I give permission for my child to participate in Communities In Schools of Eastern Pennsylvania (CIS) programs and services in the school district while he/she is enrolled in his/her current school district or until I notify CIS, in writing,
of my desire to withdraw my student from CIS services.
By signing this Parent/Guardian Consent/Release of Information, I authorize the following:
· I give permission for my student to participate in the program. The services may include but are not limited to supportive guidance/counseling, educational support, tutoring, mentoring, and enrichment activities, and referrals, as needed. Signed releases will be obtained for parent/guardian permission in the event of referral.
· I give permission for routine or emergency medical or dental treatment by any licensed medical practitioner at the closest facility to be provided in the event of illness or accident if I am unable to be reached.
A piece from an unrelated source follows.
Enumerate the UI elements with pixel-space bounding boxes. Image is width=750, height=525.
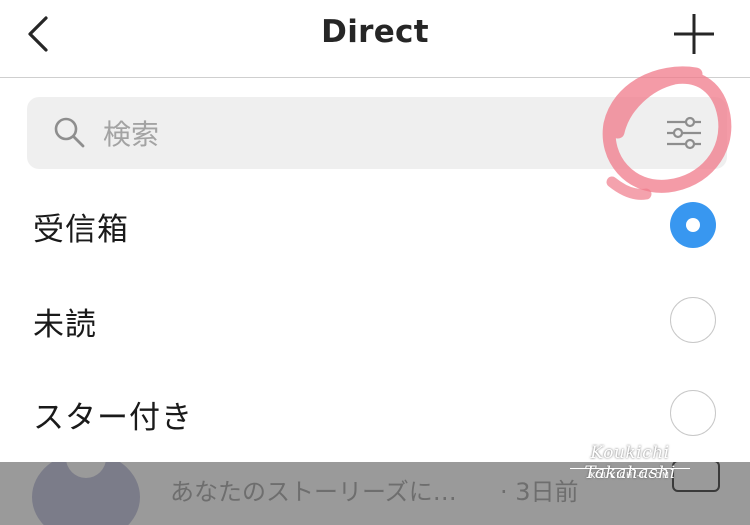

I further state that I will not hold CIS, the school district, or any other authorized work site, organization, or agency liable for medical treatment in case of illness, accident or any other emergency situation.
· I acknowledge that this consent is voluntary and may be revoked at any time by informing CIS staff, in writing, except that prior consent will still apply to the extent that agencies have already taken action in reliance of it.
· I understand that as the recipient of supports I or my child can file a complaint if they have a concern about the services they receive from Communities In Schools of Eastern PA, Inc. I will be encouraged to attempt to work out the problem directly with the CIS Staff, but if I cannot do that or if I am unsatisfied with the outcome I may begin the grievance procedure. I understand that Client Grievance Forms are available at all program locations, by calling the CIS office at 484-834-8830.